Merkel on Thursday made clear that her proposal would apply only to bonds sold after an existing rescue scheme expired in 2013.

"There is a high degree of nervousness in the markets, and therefore I would like to make very clear here what I have often said," Merkel said.

"We are not talking about changing the current crisis mechanism that expires in 2013. Everything will stay as agreed.
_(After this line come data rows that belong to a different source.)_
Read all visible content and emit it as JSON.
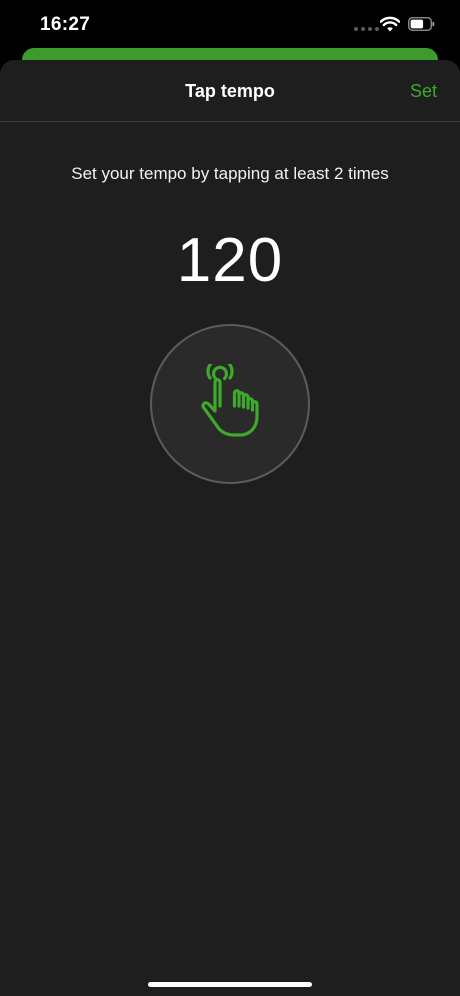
{
  "status_bar": {
    "time": "16:27",
    "icons": [
      "signal-dots-icon",
      "wifi-icon",
      "battery-icon"
    ]
  },
  "nav": {
    "title": "Tap tempo",
    "action_label": "Set"
  },
  "content": {
    "instruction": "Set your tempo by tapping at least 2 times",
    "tempo": "120",
    "tap_icon": "tap-hand-icon"
  },
  "colors": {
    "accent": "#3daa2a",
    "sheet_background": "#1e1e1e",
    "background_sheet": "#3d9a2c"
  }
}
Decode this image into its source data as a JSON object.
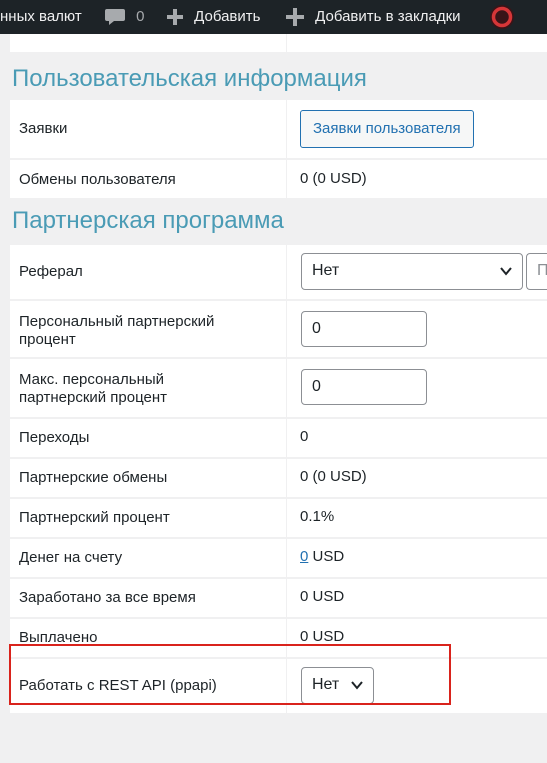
{
  "adminbar": {
    "currency_item": "нных валют",
    "comments_count": "0",
    "add_label": "Добавить",
    "bookmark_label": "Добавить в закладки"
  },
  "sections": {
    "user_info_title": "Пользовательская информация",
    "partner_title": "Партнерская программа"
  },
  "user_info": {
    "requests_label": "Заявки",
    "requests_button": "Заявки пользователя",
    "exchanges_label": "Обмены пользователя",
    "exchanges_value": "0 (0 USD)"
  },
  "partner": {
    "referral_label": "Реферал",
    "referral_value": "Нет",
    "referral_extra": "П",
    "personal_percent_label": "Персональный партнерский процент",
    "personal_percent_value": "0",
    "max_percent_label": "Макс. персональный партнерский процент",
    "max_percent_value": "0",
    "clicks_label": "Переходы",
    "clicks_value": "0",
    "partner_exchanges_label": "Партнерские обмены",
    "partner_exchanges_value": "0 (0 USD)",
    "partner_percent_label": "Партнерский процент",
    "partner_percent_value": "0.1%",
    "balance_label": "Денег на счету",
    "balance_amount": "0",
    "balance_currency": "USD",
    "earned_label": "Заработано за все время",
    "earned_value": "0 USD",
    "paid_label": "Выплачено",
    "paid_value": "0 USD",
    "rest_api_label": "Работать с REST API (ppapi)",
    "rest_api_value": "Нет"
  },
  "colors": {
    "adminbar_bg": "#1d2327",
    "section_title": "#4a9bb5",
    "link": "#2271b1",
    "highlight": "#d9231c"
  }
}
What we are talking about is a crisis mechanism for the future."

Merkel and French President Nicolas Sarkozy were due to hold talks by phone later on Thursday, with the German business daily Handelsblatt reporting that the German proposal was running into opposition in Europe, including from France.

The head of the Eurogroup of finance ministers, Jean-Claude Juncker, also voiced concern that Germany was trying to impose a solution on a follow-on crisis mechanism.

"What I am concerned about is that the joint method, that is to say a joint decision is taken by all of the members of the European Union, is not discredited in favour of an intergovernmental method, which would see the big states decide things between themselves," he was quoted as saying in the regional German weekly Rheinischer Merkur.

France and Germany are nonetheless working on a new crisis mechanism that would defend the euro against speculators.

"We are confronted today by an attack by speculators on Europe and on the euro, with countries that could appear fragile the first in speculators' sights," French Foreign Minister Michelle Alliot-Marie told reporters after meeting German counterpart Guid Westerelle in Berlin.

"Very rapidly there is going to be a system that will be a system allowing us to respond comprehensively and durably in order to ensure that the euro has a solid future."

Elsewhere in her speech Merkel maintained that eurozone countries had made good progress in bringing their deficits under control since the Greek crisis last May.

"I am more confident than in the spring that the eurozone will make it out of the current turbulence," she said.

The chancellor also said she saw no danger at present of any eurozone member being forced to restructure its debt.

The head of the Organisation for Economic Cooperation and Development, Angel Gurria, likewise offered a vote of confidence in eurozone prospects in the face of the current crisis.

"The euro as a currency has a long life, it is alive, well and kicking and more countries will be joining in the future instead of leaving," he asserted.

"The euro area is going to be growing and continue to be largest trading bloc in the world."